Ce qui rassemble les personnes présentes ici, c’est la volonté de contribuer “ à rendre ce monde plus habitable ”. Il s’agit de lutter contre les inégalités entre les humains, contre la ségrégation sociale ou économique ; de créer une société plus démocratique dans laquelle le citoyen n’est pas seulement un objet, mais devient un acteur de sa propre vie. Quand chacun parvient à devenir sujet ou acteur de droit, maître de son destin, c’est toute l’humanité qui y gagne et pas seulement l’individu. Ce sont ces éléments qui nous rassemblent. Mais il ne suffit pas de se glorifier de nos points de convergence. Il est aussi nécessaire de travailler sur nos différences, à la lumière de deux principales questions.

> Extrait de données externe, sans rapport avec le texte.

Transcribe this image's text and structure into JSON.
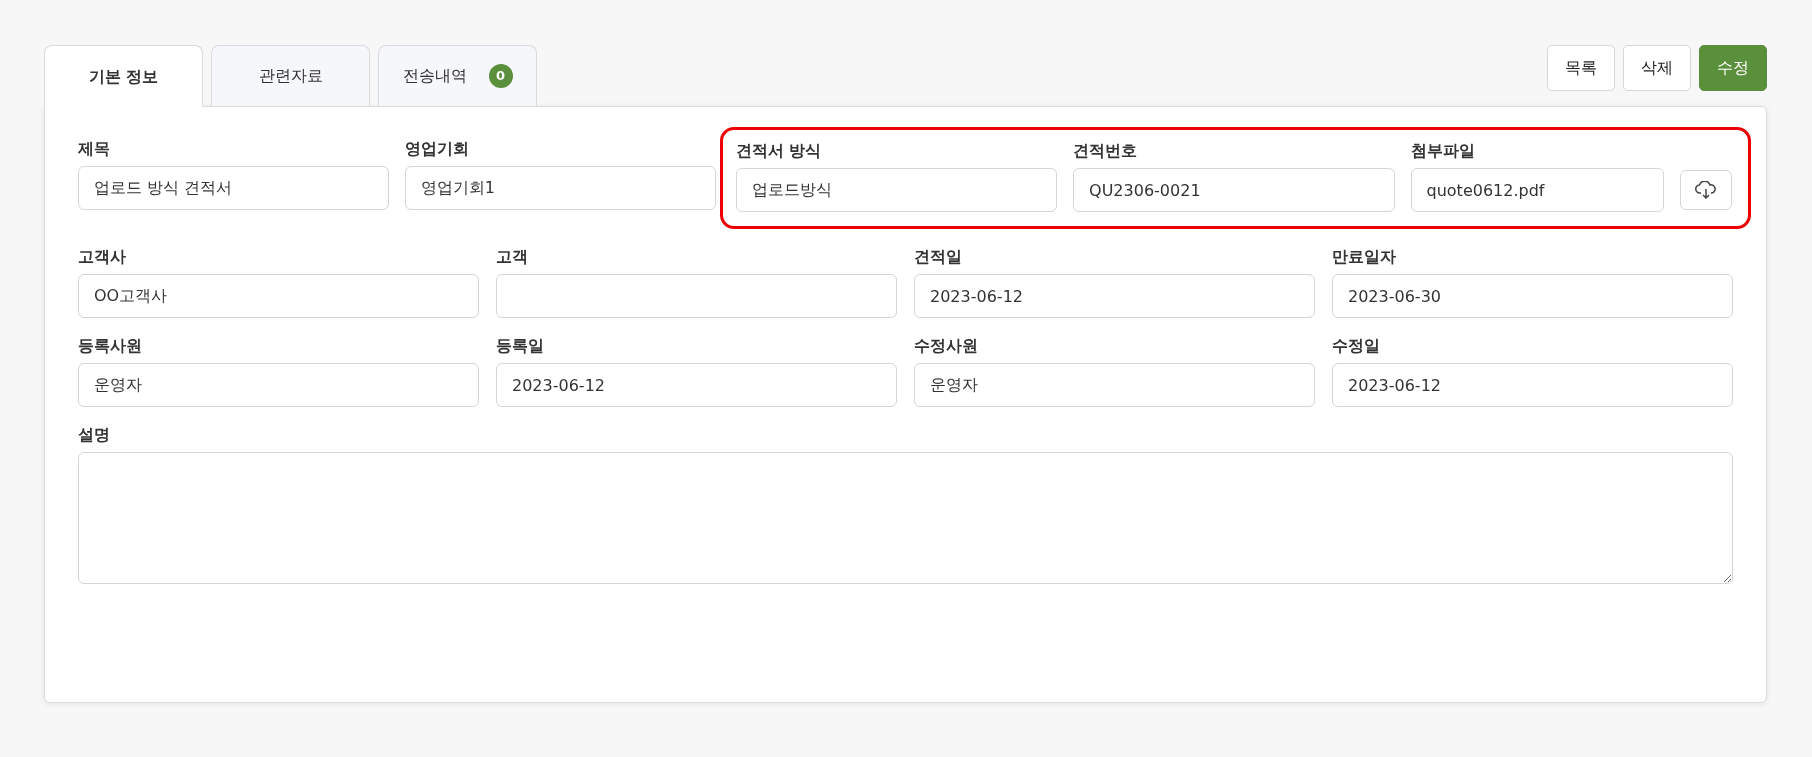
{
  "tabs": [
    {
      "label": "기본 정보",
      "selected": true
    },
    {
      "label": "관련자료",
      "selected": false
    },
    {
      "label": "전송내역",
      "selected": false,
      "count": "0"
    }
  ],
  "actions": [
    {
      "label": "목록",
      "kind": "outline"
    },
    {
      "label": "삭제",
      "kind": "outline"
    },
    {
      "label": "수정",
      "kind": "primary"
    }
  ],
  "top_row": [
    {
      "fields": [
        {
          "label": "제목",
          "kind": "text",
          "value": "업로드 방식 견적서"
        },
        {
          "label": "영업기회",
          "kind": "text",
          "value": "영업기회1"
        }
      ]
    },
    {
      "highlighted": true,
      "fields": [
        {
          "label": "견적서 방식",
          "kind": "text",
          "value": "업로드방식"
        },
        {
          "label": "견적번호",
          "kind": "text",
          "value": "QU2306-0021"
        },
        {
          "label": "첨부파일",
          "kind": "file",
          "value": "quote0612.pdf"
        }
      ]
    }
  ],
  "rows": [
    [
      {
        "label": "고객사",
        "value": "OO고객사"
      },
      {
        "label": "고객"
      },
      {
        "label": "견적일",
        "value": "2023-06-12"
      },
      {
        "label": "만료일자",
        "value": "2023-06-30"
      }
    ],
    [
      {
        "label": "등록사원",
        "value": "운영자"
      },
      {
        "label": "등록일",
        "value": "2023-06-12"
      },
      {
        "label": "수정사원",
        "value": "운영자"
      },
      {
        "label": "수정일",
        "value": "2023-06-12"
      }
    ]
  ],
  "description": {
    "label": "설명"
  }
}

1. Les différents niveaux d’action
La scène juridique
Elle regroupe trois stratégies qui consistent à utiliser le droit, paralyser le droit (modèles égalitaristes) et créer le droit (modèle subversif). La 3ème stratégie est différente des deux premières qui prétendent que tout le monde doit être égalitaire. Elle ne se contente pas du droit existant, mais a pour ambition de transformer le droit par le rapport de force, le lobbying auprès des décideurs, de ceux qui fabriquent les politiques publiques. C’est un modèle de subversion qui ne renvoie pas seulement à un rêve d’égalité. On part du constat que le droit est par essence inégalitaire et qu’il est nécessaire de transformer la philosophie et la lettre du droit. C’est une démarche en quelque sorte révolutionnaire.
La scène judiciaire
Certains l’occupent, d’autres non. Il s’agit de rechercher l’application du droit en se servant des tribunaux comme d’une tribune, d’un espace public. Les décisions prises sont d’une grande visibilité sociale et peuvent servir d’exemple à l’ensemble de la société. C’est une pédagogie collective qui vise à fixer les limites du permis et du non permis. L’objectif est de consacrer la reconnaissance des droits des plus faibles par une décision judiciaire qui va servir d’exemple. Ce qui se joue est de nature essentiellement symbolique (la justice ne produisant que des symboles de manière générale).
La scène sociale
Les deux stratégies utilisées ici consistent à éviter le droit et produire des normes. Le constat formulé est que le droit est inexistant ; les tribunaux, leurs réponses, sont inadéquats pour régler les problèmes. Il faut donc trouver des solutions en dehors du droit et des tribunaux pour répondre aux besoins des populations. On évite l’application du droit en cherchant d’autres normes plus adaptées. Elles peuvent se trouver dans la coutume, avec une articulation pas forcément facile ; on peut aussi la trouver dans le recours à la médiation, individuelle ou collective car la philosophie de la médiation remet en cause l’idée que le droit est l’expression de la volonté générale. On considère plutôt que le droit est l’expression de la volonté du plus fort. La médiation vise à ce que les individus ou les groupes soient leurs propres législateurs, trouvent des normes plus adaptées à leur contexte social et culturel. C’est un processus horizontal de communication entre groupes ou individus en conflit qui permet de trouver des réponses. C’est un modèle particulariste ou subjectif du droit qui prend en compte le sujet et ses caractéristiques pour produire du droit et peut aboutir à une création de normes en contradiction avec les lois officielles.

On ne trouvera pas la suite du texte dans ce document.